Over the weekend, the New York Times published the worst “Vows” column ever written in the history of the Times or the history of history. “Found, a Soul Mate” is a marriage story about two insufferable yuppie-hippies who fell in love over yoga. It was actually published in the one-time paper of record.
These two are your average, yoga-loving Brooklynites, except for that the woman accidentally killed a little girl this one time, a plot point that is explained in just two throwaway sentences that serve to explain her calm presence: “On Aug. 17, 2008, Ms. Halweil was driving on Montauk Highway when a 5-year-old girl rode a red toy wagon down a steep driveway and shot out onto the road in front of Ms. Halweil’s car. When she recounts the accident (the child died and Ms. Halweil was not charged) you can really see her calm, philosophical and open demeanor.”
The column is nearly 2,000 words, but seems like 20,000. And just when you think the author cannot possibly continue to write about the healing power of Ashtanga and womb-colored candles, IT GOES ON FOR A WHOLE OTHER PAGE.

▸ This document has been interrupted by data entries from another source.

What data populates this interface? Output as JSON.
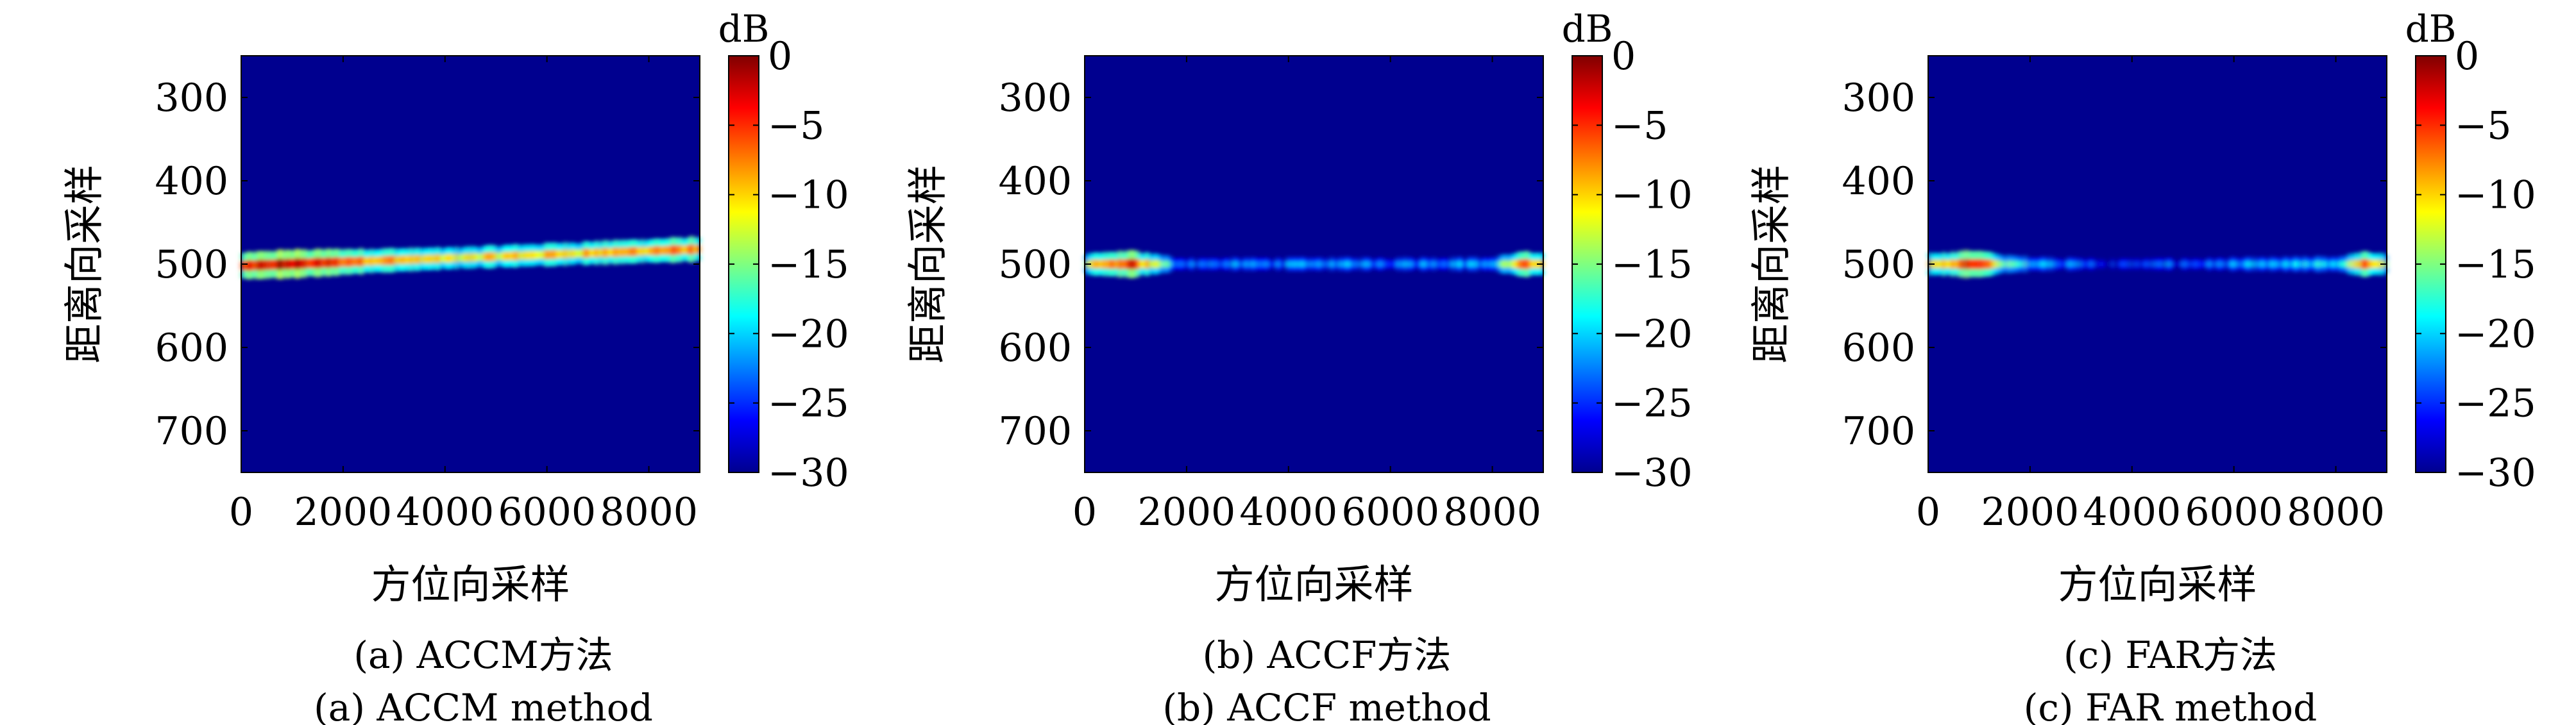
{
  "chart_data": [
    {
      "type": "heatmap",
      "caption_cn": "(a) ACCM方法",
      "caption_en": "(a) ACCM method",
      "xlabel": "方位向采样",
      "ylabel": "距离向采样",
      "xlim": [
        0,
        9000
      ],
      "ylim": [
        250,
        750
      ],
      "x_ticks": [
        "0",
        "2000",
        "4000",
        "6000",
        "8000"
      ],
      "y_ticks": [
        "300",
        "400",
        "500",
        "600",
        "700"
      ],
      "colorbar": {
        "unit": "dB",
        "range": [
          -30,
          0
        ],
        "ticks": [
          "0",
          "−5",
          "−10",
          "−15",
          "−20",
          "−25",
          "−30"
        ]
      },
      "energy_profile": {
        "x": [
          0,
          900,
          4000,
          6000,
          8400,
          9000
        ],
        "db": [
          -6,
          -2,
          -12,
          -10,
          -8,
          -7
        ]
      },
      "line_range": [
        502,
        482
      ]
    },
    {
      "type": "heatmap",
      "caption_cn": "(b) ACCF方法",
      "caption_en": "(b) ACCF method",
      "xlabel": "方位向采样",
      "ylabel": "距离向采样",
      "xlim": [
        0,
        9000
      ],
      "ylim": [
        250,
        750
      ],
      "x_ticks": [
        "0",
        "2000",
        "4000",
        "6000",
        "8000"
      ],
      "y_ticks": [
        "300",
        "400",
        "500",
        "600",
        "700"
      ],
      "colorbar": {
        "unit": "dB",
        "range": [
          -30,
          0
        ],
        "ticks": [
          "0",
          "−5",
          "−10",
          "−15",
          "−20",
          "−25",
          "−30"
        ]
      },
      "energy_profile": {
        "x": [
          0,
          900,
          1600,
          2000,
          8000,
          8600,
          9000
        ],
        "db": [
          -14,
          -4,
          -18,
          -24,
          -22,
          -6,
          -14
        ]
      },
      "line_range": [
        500,
        500
      ]
    },
    {
      "type": "heatmap",
      "caption_cn": "(c) FAR方法",
      "caption_en": "(c) FAR method",
      "xlabel": "方位向采样",
      "ylabel": "距离向采样",
      "xlim": [
        0,
        9000
      ],
      "ylim": [
        250,
        750
      ],
      "x_ticks": [
        "0",
        "2000",
        "4000",
        "6000",
        "8000"
      ],
      "y_ticks": [
        "300",
        "400",
        "500",
        "600",
        "700"
      ],
      "colorbar": {
        "unit": "dB",
        "range": [
          -30,
          0
        ],
        "ticks": [
          "0",
          "−5",
          "−10",
          "−15",
          "−20",
          "−25",
          "−30"
        ]
      },
      "energy_profile": {
        "x": [
          0,
          900,
          1600,
          3500,
          6500,
          8000,
          8600,
          9000
        ],
        "db": [
          -12,
          -3,
          -18,
          -27,
          -23,
          -20,
          -7,
          -14
        ]
      },
      "line_range": [
        500,
        500
      ]
    }
  ]
}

Here are the nine worst/best lines from the column, which — as far as we know — is not a joke.
- “Ms. Halweil, 36, grew up in New York in a tightknit family of four who loved to spend weekends together foraging for elderberries in Central Park”
- “In 2003, while living in a loft in Williamsburg, Brooklyn, he started biking across the Williamsburg Bridge every morning to practice Ashtanga yoga with Eddie Stern, a well-known teacher in SoHo.”

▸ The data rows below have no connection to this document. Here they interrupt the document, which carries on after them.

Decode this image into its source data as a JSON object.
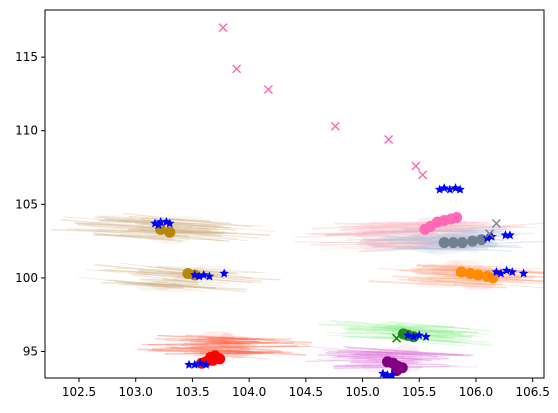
{
  "chart_data": {
    "type": "scatter",
    "title": "",
    "xlabel": "",
    "ylabel": "",
    "xlim": [
      102.2,
      106.6
    ],
    "ylim": [
      93.2,
      118.2
    ],
    "xticks": [
      102.5,
      103.0,
      103.5,
      104.0,
      104.5,
      105.0,
      105.5,
      106.0,
      106.5
    ],
    "xtick_labels": [
      "102.5",
      "103.0",
      "103.5",
      "104.0",
      "104.5",
      "105.0",
      "105.5",
      "106.0",
      "106.5"
    ],
    "yticks": [
      95,
      100,
      105,
      110,
      115
    ],
    "ytick_labels": [
      "95",
      "100",
      "105",
      "110",
      "115"
    ],
    "grid": false,
    "series": [
      {
        "name": "pink-x",
        "marker": "x",
        "color": "#ff69b4",
        "points": [
          [
            103.77,
            117.0
          ],
          [
            103.89,
            114.2
          ],
          [
            104.17,
            112.8
          ],
          [
            104.76,
            110.3
          ],
          [
            105.23,
            109.4
          ],
          [
            105.47,
            107.6
          ],
          [
            105.53,
            107.0
          ]
        ]
      },
      {
        "name": "gray-x",
        "marker": "x",
        "color": "#708090",
        "points": [
          [
            106.18,
            103.7
          ],
          [
            106.12,
            103.0
          ]
        ]
      },
      {
        "name": "green-x",
        "marker": "x",
        "color": "#008000",
        "points": [
          [
            105.3,
            95.9
          ]
        ]
      },
      {
        "name": "goldenrod-dots",
        "marker": "o",
        "color": "#b8860b",
        "points": [
          [
            103.3,
            103.1
          ],
          [
            103.22,
            103.3
          ]
        ]
      },
      {
        "name": "olive-dots",
        "marker": "o",
        "color": "#b8860b",
        "points": [
          [
            103.46,
            100.3
          ],
          [
            103.52,
            100.2
          ]
        ]
      },
      {
        "name": "red-dots",
        "marker": "o",
        "color": "#ff0000",
        "points": [
          [
            103.62,
            94.3
          ],
          [
            103.66,
            94.6
          ],
          [
            103.7,
            94.7
          ],
          [
            103.74,
            94.5
          ],
          [
            103.68,
            94.4
          ],
          [
            103.58,
            94.2
          ]
        ]
      },
      {
        "name": "hotpink-dots",
        "marker": "o",
        "color": "#ff69b4",
        "points": [
          [
            105.55,
            103.3
          ],
          [
            105.6,
            103.5
          ],
          [
            105.66,
            103.8
          ],
          [
            105.72,
            103.9
          ],
          [
            105.78,
            104.0
          ],
          [
            105.83,
            104.1
          ]
        ]
      },
      {
        "name": "slategray-dots",
        "marker": "o",
        "color": "#708090",
        "points": [
          [
            105.72,
            102.4
          ],
          [
            105.8,
            102.4
          ],
          [
            105.88,
            102.4
          ],
          [
            105.97,
            102.5
          ],
          [
            106.05,
            102.6
          ]
        ]
      },
      {
        "name": "orange-dots",
        "marker": "o",
        "color": "#ff8c00",
        "points": [
          [
            105.87,
            100.4
          ],
          [
            105.95,
            100.3
          ],
          [
            106.02,
            100.2
          ],
          [
            106.1,
            100.1
          ],
          [
            106.15,
            100.0
          ]
        ]
      },
      {
        "name": "green-dots",
        "marker": "o",
        "color": "#228b22",
        "points": [
          [
            105.36,
            96.2
          ],
          [
            105.4,
            96.1
          ],
          [
            105.45,
            96.0
          ]
        ]
      },
      {
        "name": "purple-dots",
        "marker": "o",
        "color": "#800080",
        "points": [
          [
            105.22,
            94.3
          ],
          [
            105.27,
            94.2
          ],
          [
            105.31,
            94.0
          ],
          [
            105.35,
            93.9
          ],
          [
            105.3,
            93.7
          ]
        ]
      },
      {
        "name": "blue-stars",
        "marker": "star",
        "color": "#0000ff",
        "points": [
          [
            103.17,
            103.7
          ],
          [
            103.22,
            103.8
          ],
          [
            103.27,
            103.8
          ],
          [
            103.3,
            103.7
          ],
          [
            103.2,
            103.6
          ],
          [
            103.52,
            100.2
          ],
          [
            103.56,
            100.1
          ],
          [
            103.6,
            100.2
          ],
          [
            103.65,
            100.1
          ],
          [
            103.78,
            100.3
          ],
          [
            103.47,
            94.1
          ],
          [
            103.52,
            94.1
          ],
          [
            103.57,
            94.2
          ],
          [
            103.62,
            94.1
          ],
          [
            105.68,
            106.0
          ],
          [
            105.72,
            106.1
          ],
          [
            105.77,
            106.0
          ],
          [
            105.82,
            106.1
          ],
          [
            105.86,
            106.0
          ],
          [
            106.1,
            102.7
          ],
          [
            106.14,
            102.8
          ],
          [
            106.26,
            102.9
          ],
          [
            106.3,
            102.9
          ],
          [
            106.18,
            100.4
          ],
          [
            106.22,
            100.3
          ],
          [
            106.27,
            100.5
          ],
          [
            106.32,
            100.4
          ],
          [
            106.42,
            100.3
          ],
          [
            105.4,
            96.1
          ],
          [
            105.45,
            96.0
          ],
          [
            105.5,
            96.1
          ],
          [
            105.56,
            96.0
          ],
          [
            105.18,
            93.5
          ],
          [
            105.22,
            93.4
          ],
          [
            105.26,
            93.4
          ],
          [
            105.2,
            93.3
          ]
        ]
      }
    ],
    "haze_clusters": [
      {
        "name": "tan-streaks",
        "color": "#d2b48c",
        "center": [
          103.2,
          103.4
        ],
        "spread": [
          0.9,
          1.4
        ],
        "count": 45,
        "slope": -0.5
      },
      {
        "name": "tan-streaks-low",
        "color": "#d2b48c",
        "center": [
          103.4,
          100.0
        ],
        "spread": [
          0.8,
          1.2
        ],
        "count": 35,
        "slope": -0.6
      },
      {
        "name": "red-haze",
        "color": "#ff6347",
        "center": [
          103.8,
          95.3
        ],
        "spread": [
          0.4,
          1.4
        ],
        "count": 35,
        "slope": -0.2
      },
      {
        "name": "pink-haze",
        "color": "#ffb6c1",
        "center": [
          105.5,
          102.9
        ],
        "spread": [
          1.0,
          1.8
        ],
        "count": 80,
        "slope": 0.15
      },
      {
        "name": "lightblue-haze",
        "color": "#b0c4de",
        "center": [
          105.8,
          102.6
        ],
        "spread": [
          0.7,
          1.3
        ],
        "count": 40,
        "slope": 0.05
      },
      {
        "name": "peach-haze",
        "color": "#ffa07a",
        "center": [
          105.9,
          100.2
        ],
        "spread": [
          0.6,
          1.3
        ],
        "count": 35,
        "slope": -0.2
      },
      {
        "name": "green-haze",
        "color": "#90ee90",
        "center": [
          105.5,
          96.2
        ],
        "spread": [
          0.5,
          1.1
        ],
        "count": 30,
        "slope": -0.4
      },
      {
        "name": "violet-haze",
        "color": "#da70d6",
        "center": [
          105.2,
          94.5
        ],
        "spread": [
          0.5,
          1.2
        ],
        "count": 30,
        "slope": -0.2
      }
    ]
  }
}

- “He painted the walls dark red, installed almost-black wood floors and put yellow candles everywhere. ‘It was like a womb,’ he said. ‘It took you somewhere else.'”
- “…Mr. De Rosa, who in a single conversation might discuss Hindu deities, the connection between the knees and the ego, an energy healer he admires, Indian spices, juice cleanses and his ideas about love…”
- “Their daughter, Neelu, was born at home on June 15, 2011, shortly after Ms. Halweil drank a concoction of castor oil, pineapple juice, vodka and baking soda prescribed by her midwife to speed contractions.”
- “As 150 guests looked on and bamboo flute music played, Ms. Halweil appeared wearing a backless dress designed by Nili Lotan on a lawn decorated with modern sculptures including an enormous one by Urs Fischer of a yellow teddy bear.”
- “The bride described the color of her dress as ‘pigeon-blood red.’ The groom was the one who wore white. He had on a Nehru-style suit the shade of coconut milk, lined with jewels around the lapels and neck.”
- “Mr. Halsband, who was among the guests, commented, ‘It was just super-solid and super-honest.'”
- “[The officiator] shared several pieces of advice about marriage that he had collected beforehand from family members and friends: think, laugh and love as often as possible; save money; check each other for ticks nightly to prevent Lyme disease.”